There are several reminders in the news about the importance of living up to the promises and pledges we make.
It’s easy for marketing departments to come up with the right set of messages – the ones that more and more consumers want to hear.
These messages tell us that the brand takes inclusion seriously. That it supports diversity. That it’s all for accessibility and really is trying hard to mitigate its impact on the environment.
But the actions business take must stand up to those messages. Apart from being the right thing to do, we’re all operating in the age of transparency. If there’s a gap between your values and your actions, you’ll get found out.
Words are not enough
You can have amazing values on your wall, and messages that have been tweaked to perfection, but words are hollow if they’re not reinforced by action.
Social media has given us a way to tell the truth about our experience with a brand, organisation or individual – including our employer. If there’s a gap – perceived or real – between an organisation’s values and its behaviour, some employees will feel they have a moral or ethical obligation to speak out.
Rather than trying to shut down those conversations, look at why there’s a disconnect and what you can do to live up to your values and promises.
People speak out when they find inconsistencies between words and actions
We’ve just seen Boris Johnson’s ethics advisor step down. He says he was placed in an “impossible and odious” position when the Prime Minister asked for his advice over an issue that would break the Ministerial Code. Lord Geidt, who was in his position during the #partygate scandal, detailed the issue in his resignation letter, which was picked up by media.
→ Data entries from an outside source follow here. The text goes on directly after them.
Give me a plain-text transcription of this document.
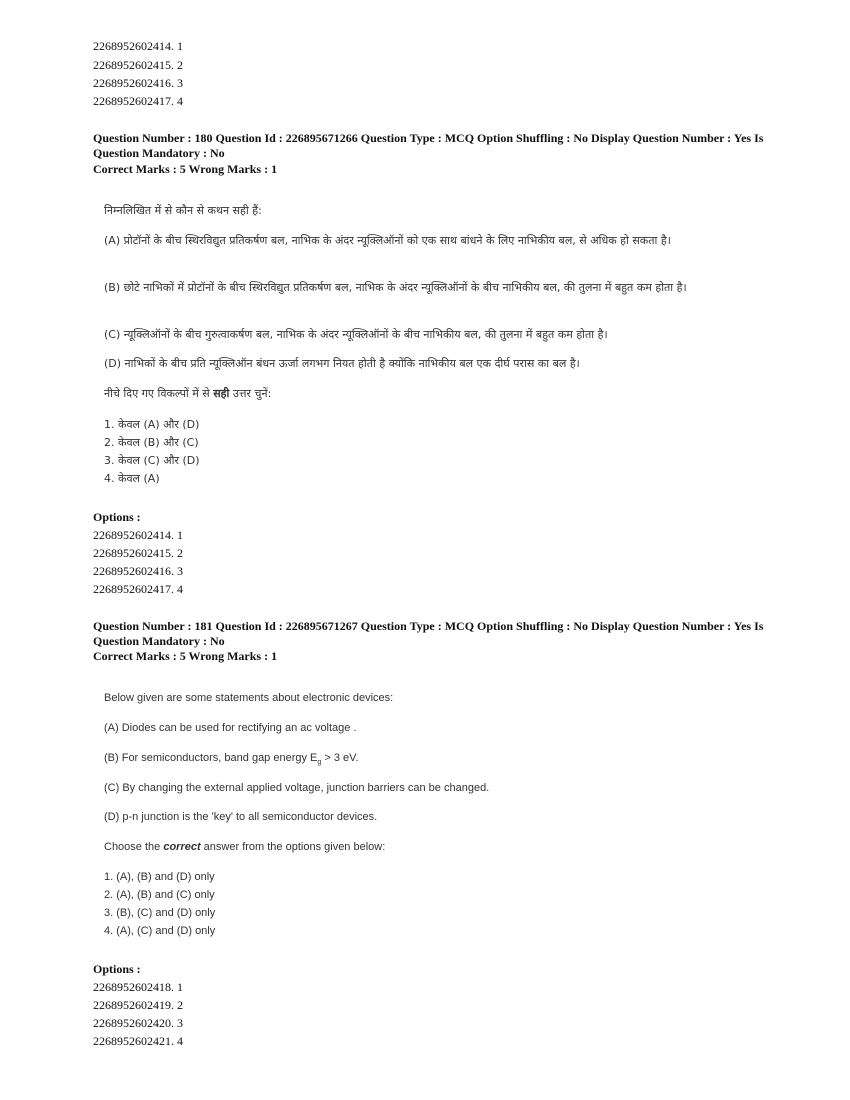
2268952602414. 1
2268952602415. 2
2268952602416. 3
2268952602417. 4
Question Number : 180 Question Id : 226895671266 Question Type : MCQ Option Shuffling : No Display Question Number : Yes Is Question Mandatory : No
Correct Marks : 5 Wrong Marks : 1
निम्नलिखित में से कौन से कथन सही हैं:
(A) प्रोटॉनों के बीच स्थिरविद्युत प्रतिकर्षण बल, नाभिक के अंदर न्यूक्लिऑनों को एक साथ बांधने के लिए नाभिकीय बल, से अधिक हो सकता है।
(B) छोटे नाभिकों में प्रोटॉनों के बीच स्थिरविद्युत प्रतिकर्षण बल, नाभिक के अंदर न्यूक्लिऑनों के बीच नाभिकीय बल, की तुलना में बहुत कम होता है।
(C) न्यूक्लिऑनों के बीच गुरुत्वाकर्षण बल, नाभिक के अंदर न्यूक्लिऑनों के बीच नाभिकीय बल, की तुलना में बहुत कम होता है।
(D) नाभिकों के बीच प्रति न्यूक्लिऑन बंधन ऊर्जा लगभग नियत होती है क्योंकि नाभिकीय बल एक दीर्घ परास का बल है।
नीचे दिए गए विकल्पों में से सही उत्तर चुनें:
1. केवल (A) और (D)
2. केवल (B) और (C)
3. केवल (C) और (D)
4. केवल (A)
Options :
2268952602414. 1
2268952602415. 2
2268952602416. 3
2268952602417. 4
Question Number : 181 Question Id : 226895671267 Question Type : MCQ Option Shuffling : No Display Question Number : Yes Is Question Mandatory : No
Correct Marks : 5 Wrong Marks : 1
Below given are some statements about electronic devices:
(A) Diodes can be used for rectifying an ac voltage .
(B) For semiconductors, band gap energy $E_g > 3$ eV.
(C) By changing the external applied voltage, junction barriers can be changed.
(D) p-n junction is the 'key' to all semiconductor devices.
Choose the correct answer from the options given below:
1. (A), (B) and (D) only
2. (A), (B) and (C) only
3. (B), (C) and (D) only
4. (A), (C) and (D) only
Options :
2268952602418. 1
2268952602419. 2
2268952602420. 3
2268952602421. 4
The UK government is the perfect example of an organisation whose actions go against its stated values, particularly in this instance.
We’ve also seen brands being called to account for this during Pride. For example, US telecoms brand, AT&T was one of the brands called out on social media for publicly supporting Pride, while donating to anti-LGBTQ+ politicians.
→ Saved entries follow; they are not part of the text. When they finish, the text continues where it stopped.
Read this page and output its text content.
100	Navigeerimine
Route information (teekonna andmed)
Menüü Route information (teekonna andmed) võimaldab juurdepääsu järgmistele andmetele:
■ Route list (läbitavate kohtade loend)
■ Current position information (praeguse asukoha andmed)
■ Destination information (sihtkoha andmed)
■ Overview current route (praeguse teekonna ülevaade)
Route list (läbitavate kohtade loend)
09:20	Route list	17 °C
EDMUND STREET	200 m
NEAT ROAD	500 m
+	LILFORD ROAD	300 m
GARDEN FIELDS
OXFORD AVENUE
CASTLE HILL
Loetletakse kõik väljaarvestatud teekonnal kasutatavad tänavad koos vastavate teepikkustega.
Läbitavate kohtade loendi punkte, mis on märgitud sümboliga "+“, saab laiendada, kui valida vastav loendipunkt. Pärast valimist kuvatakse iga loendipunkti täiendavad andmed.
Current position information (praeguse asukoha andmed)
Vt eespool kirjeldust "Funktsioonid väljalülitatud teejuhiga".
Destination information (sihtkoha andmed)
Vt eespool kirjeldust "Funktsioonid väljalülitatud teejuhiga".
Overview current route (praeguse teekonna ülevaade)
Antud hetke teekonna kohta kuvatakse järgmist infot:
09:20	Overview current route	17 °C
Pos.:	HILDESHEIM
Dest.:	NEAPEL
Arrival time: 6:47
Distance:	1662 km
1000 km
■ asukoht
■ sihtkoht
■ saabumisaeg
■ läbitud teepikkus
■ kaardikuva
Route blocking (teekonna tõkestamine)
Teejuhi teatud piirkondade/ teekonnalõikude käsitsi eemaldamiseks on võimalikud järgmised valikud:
As businesses start to recruit the latest generation of employees, they’ll find that there’s a growing unwillingness to allow organisations to get away with these double standards.
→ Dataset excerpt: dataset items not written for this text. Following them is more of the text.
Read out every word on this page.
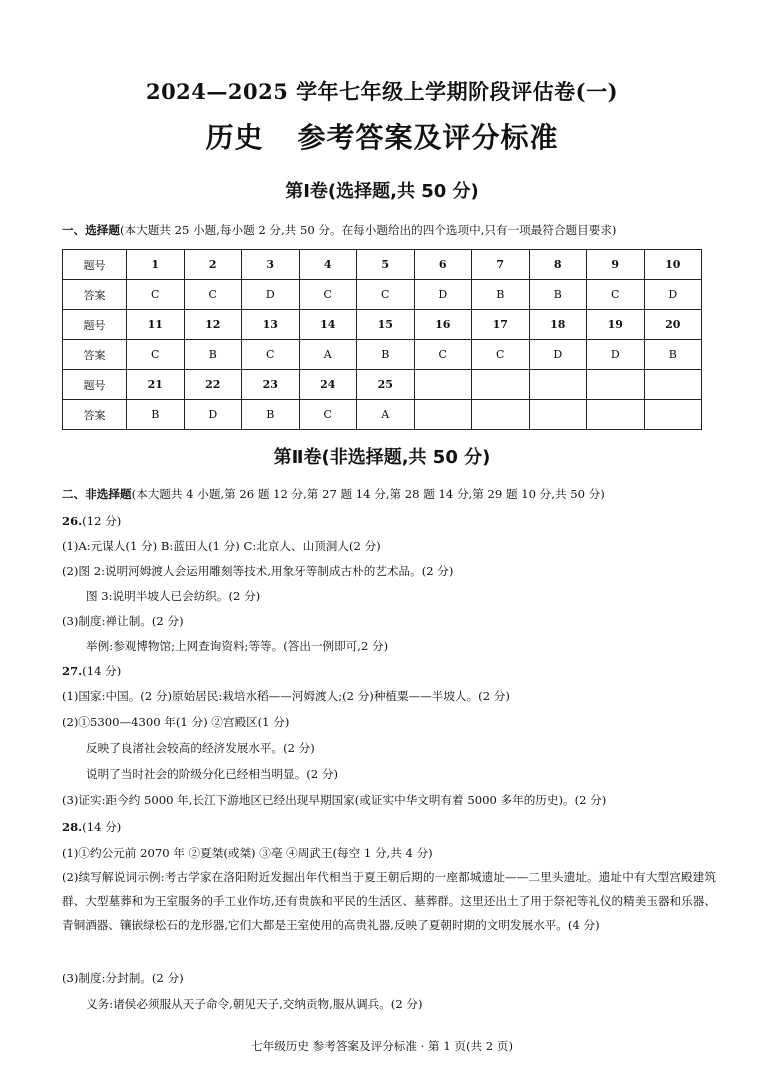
2024—2025 学年七年级上学期阶段评估卷(一)
历史 参考答案及评分标准
第Ⅰ卷(选择题,共 50 分)
一、选择题(本大题共 25 小题,每小题 2 分,共 50 分。在每小题给出的四个选项中,只有一项最符合题目要求)
题号	1	2	3	4	5	6	7	8	9	10
答案	C	C	D	C	C	D	B	B	C	D
题号	11	12	13	14	15	16	17	18	19	20
答案	C	B	C	A	B	C	C	D	D	B
题号	21	22	23	24	25					
答案	B	D	B	C	A					
第Ⅱ卷(非选择题,共 50 分)
二、非选择题(本大题共 4 小题,第 26 题 12 分,第 27 题 14 分,第 28 题 14 分,第 29 题 10 分,共 50 分)
26.(12 分)
(1)A:元谋人(1 分) B:蓝田人(1 分) C:北京人、山顶洞人(2 分)
(2)图 2:说明河姆渡人会运用雕刻等技术,用象牙等制成古朴的艺术品。(2 分)
图 3:说明半坡人已会纺织。(2 分)
(3)制度:禅让制。(2 分)
举例:参观博物馆;上网查询资料;等等。(答出一例即可,2 分)
27.(14 分)
(1)国家:中国。(2 分)原始居民:栽培水稻——河姆渡人;(2 分)种植粟——半坡人。(2 分)
(2)①5300—4300 年(1 分) ②宫殿区(1 分)
反映了良渚社会较高的经济发展水平。(2 分)
说明了当时社会的阶级分化已经相当明显。(2 分)
(3)证实:距今约 5000 年,长江下游地区已经出现早期国家(或证实中华文明有着 5000 多年的历史)。(2 分)
28.(14 分)
(1)①约公元前 2070 年 ②夏桀(或桀) ③亳 ④周武王(每空 1 分,共 4 分)
(2)续写解说词示例:考古学家在洛阳附近发掘出年代相当于夏王朝后期的一座都城遗址——二里头遗址。遗址中有大型宫殿建筑群、大型墓葬和为王室服务的手工业作坊,还有贵族和平民的生活区、墓葬群。这里还出土了用于祭祀等礼仪的精美玉器和乐器、青铜酒器、镶嵌绿松石的龙形器,它们大都是王室使用的高贵礼器,反映了夏朝时期的文明发展水平。(4 分)
(3)制度:分封制。(2 分)
义务:诸侯必须服从天子命令,朝见天子,交纳贡物,服从调兵。(2 分)
七年级历史 参考答案及评分标准 · 第 1 页(共 2 页)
Research shows that employees want to work for an organisation whose values match their own. If they don’t, they’ll either be discontented in their work, leave to find organisations that are driven by a purpose they can believe in or speak out.
How can brands (and individuals) ensure they do the right thing?
1. Deliver on your promises.
Consumers are sceptical of promises of ethical behaviour – they want to see results or at least some good progress towards your goals. Campaign groups will always be there to remind brands (and people in power) what they promised to achieve. Hold yourself accountable to your goals, and talk publicly about what you’ve done, not what you think you might do.
2. Can you reconcile the business’ mission with the public good?
There are some industries where this is almost impossible now. In these cases, it’s vital that the business doesn’t try to be something it isn’t. Tobacco brands will never be bastions of public health, for example. Focus on where you can do good.
3. Read the room.
Listen to what’s going on around you. What do the people around you care about? Your employees, contractors, customers, consumers, the media, suppliers, business partners- all of these stakeholder groups will be telling you what matters to them, if you listen. Check in with them regularly, so you know what the public mood is.